Aggregate and utilities

Script Description
bun run ci Full pipeline: format and lint sequentially, then run types, test, knip, madge, all six boundary checks, depcruise, bun audit, and the API smoke test in parallel
bun run smoke Spin up the API locally and hit each public endpoint to catch breakage in the request path
bun run deps:doctor Diagnose and update workspace dependencies
bun run optimize:images Convert raster images in the repo to sibling .webp files using Bun.Image
bun --filter @qafiyah/web run verify:seo Crawl the running web server and assert SEO parity (canonical URLs, JSON-LD, metadata) across rendered pages

Continuous Integration

Three GitHub Actions workflows live in .github/workflows/:

  • ci.yml, runs on every push and pull request to main. Executes the same checks as bun run ci, plus a final gate that fails the build if any file changed during the run (catches uncommitted formatting fixes).
  • post-poem.yml, cron-triggered, posts a random poem to X four times a day.
  • gitleaks.yml, secret scanning on push and pull request.

The boundary checks enforce the architectural rules the project relies on: no cross-app imports, no ../ parent imports, Drizzle and the Postgres client confined to packages/db, brand strings and ports centralized in packages/constants, naming conventions across the tree, and consistent dependency versions across workspaces.

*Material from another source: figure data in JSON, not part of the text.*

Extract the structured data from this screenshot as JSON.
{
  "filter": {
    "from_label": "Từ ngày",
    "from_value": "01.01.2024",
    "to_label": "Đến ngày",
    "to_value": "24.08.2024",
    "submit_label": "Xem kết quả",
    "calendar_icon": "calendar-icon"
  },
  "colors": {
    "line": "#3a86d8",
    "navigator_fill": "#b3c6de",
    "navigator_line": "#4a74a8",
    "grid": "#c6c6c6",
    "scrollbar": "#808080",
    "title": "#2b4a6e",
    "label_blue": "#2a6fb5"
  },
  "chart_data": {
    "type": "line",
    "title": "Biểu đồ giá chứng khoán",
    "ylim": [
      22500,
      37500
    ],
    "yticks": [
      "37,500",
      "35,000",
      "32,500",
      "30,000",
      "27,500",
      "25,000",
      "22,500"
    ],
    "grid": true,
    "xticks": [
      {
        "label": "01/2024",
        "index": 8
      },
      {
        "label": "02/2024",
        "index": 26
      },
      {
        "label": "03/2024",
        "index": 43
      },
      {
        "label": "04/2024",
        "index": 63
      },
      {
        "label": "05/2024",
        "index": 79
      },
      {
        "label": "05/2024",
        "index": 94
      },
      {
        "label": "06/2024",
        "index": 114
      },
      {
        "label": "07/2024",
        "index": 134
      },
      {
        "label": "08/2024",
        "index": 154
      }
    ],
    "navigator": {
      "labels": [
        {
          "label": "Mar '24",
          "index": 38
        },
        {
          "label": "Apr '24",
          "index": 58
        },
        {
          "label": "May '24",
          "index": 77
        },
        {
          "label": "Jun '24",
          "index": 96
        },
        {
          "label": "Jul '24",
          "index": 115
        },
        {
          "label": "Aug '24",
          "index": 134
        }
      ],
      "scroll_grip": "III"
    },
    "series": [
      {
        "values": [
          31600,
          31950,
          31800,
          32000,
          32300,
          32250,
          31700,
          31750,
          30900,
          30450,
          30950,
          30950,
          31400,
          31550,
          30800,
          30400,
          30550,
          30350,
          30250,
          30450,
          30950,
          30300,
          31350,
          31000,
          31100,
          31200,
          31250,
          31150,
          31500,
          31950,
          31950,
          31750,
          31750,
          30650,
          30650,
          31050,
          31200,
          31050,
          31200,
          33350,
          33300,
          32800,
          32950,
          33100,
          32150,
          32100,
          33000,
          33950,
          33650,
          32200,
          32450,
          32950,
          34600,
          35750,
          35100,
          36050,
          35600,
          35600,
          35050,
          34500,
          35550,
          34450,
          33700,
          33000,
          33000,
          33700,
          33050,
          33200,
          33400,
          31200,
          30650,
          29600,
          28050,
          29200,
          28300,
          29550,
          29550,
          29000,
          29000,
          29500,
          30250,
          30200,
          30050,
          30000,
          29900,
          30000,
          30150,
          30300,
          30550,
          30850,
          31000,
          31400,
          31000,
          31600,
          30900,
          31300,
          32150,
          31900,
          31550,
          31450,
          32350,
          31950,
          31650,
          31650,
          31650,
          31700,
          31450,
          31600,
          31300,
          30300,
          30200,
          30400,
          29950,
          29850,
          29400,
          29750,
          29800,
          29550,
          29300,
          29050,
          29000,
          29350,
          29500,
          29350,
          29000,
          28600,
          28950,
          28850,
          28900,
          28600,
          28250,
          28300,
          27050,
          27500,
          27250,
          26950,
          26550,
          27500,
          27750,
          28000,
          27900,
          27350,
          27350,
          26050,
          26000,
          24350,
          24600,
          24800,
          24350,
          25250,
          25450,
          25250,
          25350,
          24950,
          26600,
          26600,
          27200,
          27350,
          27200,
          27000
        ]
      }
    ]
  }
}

The CI pipeline definition lives in scripts/ci.ts, bun run ci and the GitHub job both consume it, so local and remote stay in sync.

API Documentation

The public REST API is hosted at api.qafiyah.com and ships with interactive documentation at api.qafiyah.com/v1/docs, generated from oRPC contracts via @orpc/openapi and rendered with Scalar. The root URL redirects to the docs.

Rate Limits and Terms of Use

The API is free, requires no authentication, and is provided on a best-effort basis with no SLA.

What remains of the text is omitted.